Sewing with fabric bought in Borneo got me thinking about other fabric souvenirs I have purchased in the past. I especially like the handwoven cottons that I bought in Chiang Mai, and cherish the garments that I have sewn from them. Suddenly I remembered that I had recently bought a few more Thai fabrics from Notionally Better – including a 1.8 metre length of handwoven striped cotton. It didn’t take me long to pull it out of my stash.
As with my previous sewing project, I wanted a pattern that would allow me to really utilise the woven stripe. A pattern that immediately came to mine was the Style Arc Courtney – and it was one of the freebies for January! This pattern has been around for a while; I’m not sure why it hadn’t entered my collection earlier, especially considering that it can be sewn in wovens or knits or a combination.
From the pattern website: Along with the sleeve cuff, the design lines on this top give it a point of difference that is very on trend. The back yoke creates a flattering silhouette that is easy to wear. Combine woven with knit or two different textures or colours to give you your own individual style. FABRIC SUGGESTION & DESCRIPTION: Jersey Knit, slinky knit, linen, crepe, silk.
The stripes ran down the centre of the fabric, with fairly wide solid blue borders running along both selvages. I consulted with Clare and we decided on running the stripes horizontally along the back yoke and the centre front panels, and vertically elsewhere. I’d use the solid blue for the sleeve bands and neckline trim.
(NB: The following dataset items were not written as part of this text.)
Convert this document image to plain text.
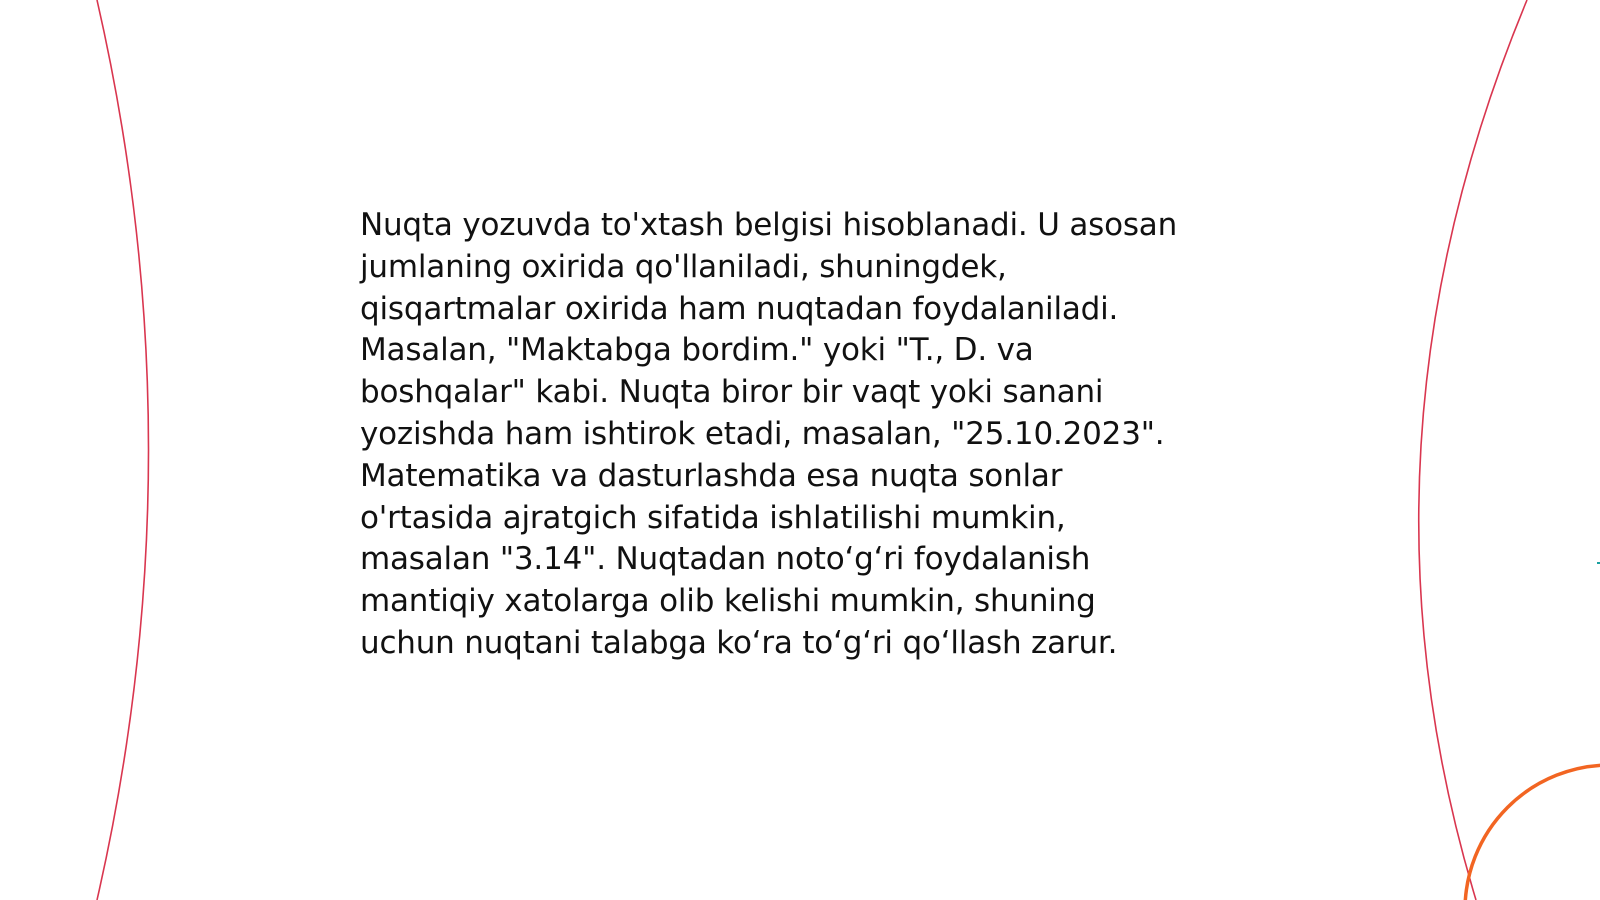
Nuqta yozuvda to'xtash belgisi hisoblanadi. U asosan
jumlaning oxirida qo'llaniladi, shuningdek,
qisqartmalar oxirida ham nuqtadan foydalaniladi.
Masalan, "Maktabga bordim." yoki "T., D. va
boshqalar" kabi. Nuqta biror bir vaqt yoki sanani
yozishda ham ishtirok etadi, masalan, "25.10.2023".
Matematika va dasturlashda esa nuqta sonlar
o'rtasida ajratgich sifatida ishlatilishi mumkin,
masalan "3.14". Nuqtadan noto‘g‘ri foydalanish
mantiqiy xatolarga olib kelishi mumkin, shuning
uchun nuqtani talabga ko‘ra to‘g‘ri qo‘llash zarur.
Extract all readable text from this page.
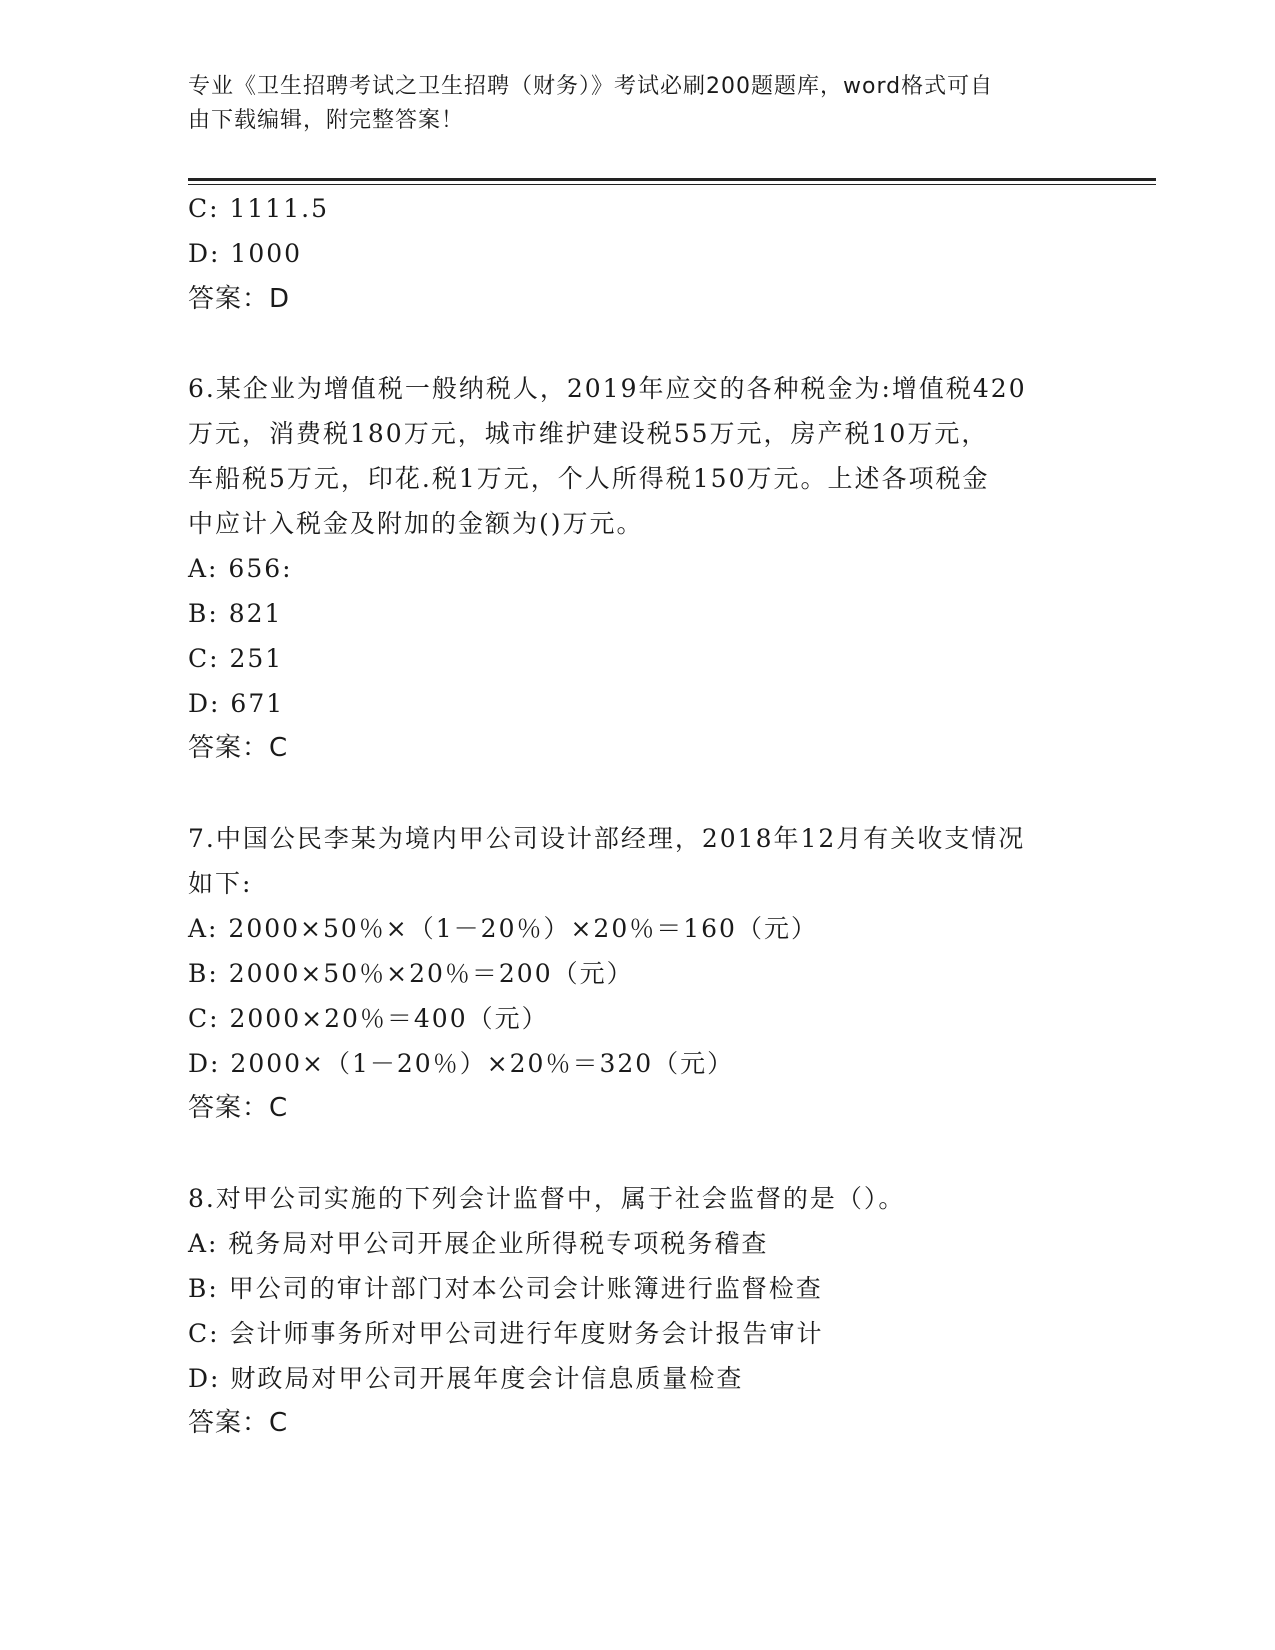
专业《卫生招聘考试之卫生招聘（财务）》考试必刷200题题库，word格式可自
由下载编辑，附完整答案！
C: 1111.5
D: 1000
答案：D
6.某企业为增值税一般纳税人，2019年应交的各种税金为:增值税420
万元，消费税180万元，城市维护建设税55万元，房产税10万元，
车船税5万元，印花.税1万元，个人所得税150万元。上述各项税金
中应计入税金及附加的金额为()万元。
A: 656:
B: 821
C: 251
D: 671
答案：C
7.中国公民李某为境内甲公司设计部经理，2018年12月有关收支情况
如下:
A: 2000×50％×（1－20％）×20％＝160（元）
B: 2000×50％×20％＝200（元）
C: 2000×20％＝400（元）
D: 2000×（1－20％）×20％＝320（元）
答案：C
8.对甲公司实施的下列会计监督中，属于社会监督的是（）。
A: 税务局对甲公司开展企业所得税专项税务稽查
B: 甲公司的审计部门对本公司会计账簿进行监督检查
C: 会计师事务所对甲公司进行年度财务会计报告审计
D: 财政局对甲公司开展年度会计信息质量检查
答案：C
The neckband is cut on the bias, and is pretty much applied in the same way as you’d attach a neckband to a t-shirt. The bias has enough give, and handwoven cotton fabrics like this one press and shape beautifully with a bit of steam, so the neckband sits really well on this top. I also topstitched down the seam allowances for maximum neckband flatness and to add stability.
Those little gathers at the centre back yoke are really pretty and add some more ease for movement. Size-wise this is size 12 without alteration. I sewed it all on the machine then finished seam allowances together on the overlocker, pressed them to one side, then topstitched. Except for the side seams – they were finished separately and pressed open.
This top is another win for me, and the pattern will definitely be used again. Hooray!